Trading was light ahead of this week's New Year holiday, with commodity funds squaring positions before year-end. Funds were net sellers of 2,000 soyabean contracts, 4,000 wheat and 5,000 corn, trade sources estimated. Chicago Board of Trade March wheat fell 13-1/2 cents, or 2.2 percent, to $6.02 a bushel. Selling accelerated as the contract fell below its 200-day moving average around $6.12-1/2.
Traders were monitoring a blast of cold weather in the US Plains wheat belt as some of the dormant hard red winter wheat crop lacks a protective snow cover. However, the most recent forecasts were less worrisome than earlier this week. "The weather forecast for the wheat is not as crop-damaging as feared. Weather bulls are exiting the wheat, and that is spilling into the corn," said Mike Zuzolo, president of Global Commodity Analytics.
The euro hit a 29-month low against the dollar on Tuesday, making US wheat less competitive on the global market. The prospect of Greece dropping the euro returned to haunt the currency after a failed effort to elect a new Greek president on Monday. CBOT March corn was 6-1/4 cents, or 1.5 percent, lower at $4.06-1/2 a bushel, its third decline in four sessions and the steepest in four weeks. Traders cited accelerated selling as the contract breached its 10-day moving average around $4.10-1/4.
CBOT January soyabeans closed lower for a second straight day, shedding 4 cents, or 0.4 percent, to $10.37-3/4 a bushel. Soyabeans reversed earlier gains after a steep late-session drop in soyameal, due in part to brokers exiting long soyameal/short soyaoil spreads before the new year.
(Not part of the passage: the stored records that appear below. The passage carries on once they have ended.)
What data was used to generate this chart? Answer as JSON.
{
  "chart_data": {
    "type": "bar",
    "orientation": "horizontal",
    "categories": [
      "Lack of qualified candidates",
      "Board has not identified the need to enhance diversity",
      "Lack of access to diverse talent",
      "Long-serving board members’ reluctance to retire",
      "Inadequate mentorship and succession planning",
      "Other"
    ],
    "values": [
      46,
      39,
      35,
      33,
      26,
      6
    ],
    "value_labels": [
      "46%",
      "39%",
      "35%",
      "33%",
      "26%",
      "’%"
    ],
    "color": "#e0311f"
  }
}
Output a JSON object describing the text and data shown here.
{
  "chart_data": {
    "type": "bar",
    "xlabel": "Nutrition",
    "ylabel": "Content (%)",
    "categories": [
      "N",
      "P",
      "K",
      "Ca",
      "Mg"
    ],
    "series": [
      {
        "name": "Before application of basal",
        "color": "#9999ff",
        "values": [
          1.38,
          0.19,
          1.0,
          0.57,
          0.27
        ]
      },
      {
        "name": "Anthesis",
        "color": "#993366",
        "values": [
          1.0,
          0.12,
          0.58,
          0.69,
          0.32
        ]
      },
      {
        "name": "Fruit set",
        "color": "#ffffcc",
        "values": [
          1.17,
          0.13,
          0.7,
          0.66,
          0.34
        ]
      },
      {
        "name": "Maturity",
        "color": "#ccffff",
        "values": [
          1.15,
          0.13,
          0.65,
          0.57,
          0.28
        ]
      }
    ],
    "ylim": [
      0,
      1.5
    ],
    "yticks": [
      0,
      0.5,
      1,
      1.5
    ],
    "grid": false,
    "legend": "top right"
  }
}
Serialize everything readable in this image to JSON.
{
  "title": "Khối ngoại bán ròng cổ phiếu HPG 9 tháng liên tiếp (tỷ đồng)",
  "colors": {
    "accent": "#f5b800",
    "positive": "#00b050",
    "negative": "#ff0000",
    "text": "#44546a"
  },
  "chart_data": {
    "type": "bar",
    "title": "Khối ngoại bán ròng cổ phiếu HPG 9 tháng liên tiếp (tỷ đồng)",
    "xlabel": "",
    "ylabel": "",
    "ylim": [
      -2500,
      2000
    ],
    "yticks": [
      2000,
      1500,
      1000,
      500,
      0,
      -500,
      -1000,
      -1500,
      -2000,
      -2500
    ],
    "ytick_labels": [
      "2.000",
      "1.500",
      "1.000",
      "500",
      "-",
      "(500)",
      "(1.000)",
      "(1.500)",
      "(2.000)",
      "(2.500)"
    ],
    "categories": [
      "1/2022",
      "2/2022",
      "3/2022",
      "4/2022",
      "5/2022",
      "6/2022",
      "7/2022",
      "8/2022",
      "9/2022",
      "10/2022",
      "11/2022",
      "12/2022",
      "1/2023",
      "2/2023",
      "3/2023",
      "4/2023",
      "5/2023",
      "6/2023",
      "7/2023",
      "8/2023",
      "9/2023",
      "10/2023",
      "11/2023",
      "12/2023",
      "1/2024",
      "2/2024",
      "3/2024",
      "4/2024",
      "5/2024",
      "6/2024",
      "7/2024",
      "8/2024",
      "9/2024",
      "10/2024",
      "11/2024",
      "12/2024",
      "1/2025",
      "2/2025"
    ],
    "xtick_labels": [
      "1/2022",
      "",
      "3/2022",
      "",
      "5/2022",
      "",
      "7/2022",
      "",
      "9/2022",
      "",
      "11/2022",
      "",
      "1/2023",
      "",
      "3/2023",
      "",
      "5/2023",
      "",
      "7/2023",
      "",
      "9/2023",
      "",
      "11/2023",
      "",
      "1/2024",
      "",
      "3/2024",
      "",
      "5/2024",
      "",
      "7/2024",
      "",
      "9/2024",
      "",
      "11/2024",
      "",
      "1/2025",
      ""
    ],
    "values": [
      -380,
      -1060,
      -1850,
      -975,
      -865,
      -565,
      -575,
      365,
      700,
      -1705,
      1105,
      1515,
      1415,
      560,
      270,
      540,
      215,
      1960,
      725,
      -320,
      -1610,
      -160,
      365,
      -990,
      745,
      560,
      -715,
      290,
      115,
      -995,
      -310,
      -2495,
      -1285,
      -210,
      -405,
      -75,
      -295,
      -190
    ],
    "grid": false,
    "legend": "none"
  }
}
Steady export demand from top buyer China offered some underlying support to soyabean prices, although cheaper supplies from South America are expected to begin flooding the market by February. Analysts expect a massive South American soya crop after largely favourable crop weather this season. One closely followed crop scout raised his Brazilian soya crop outlook by 1 million tonnes this week, traders said.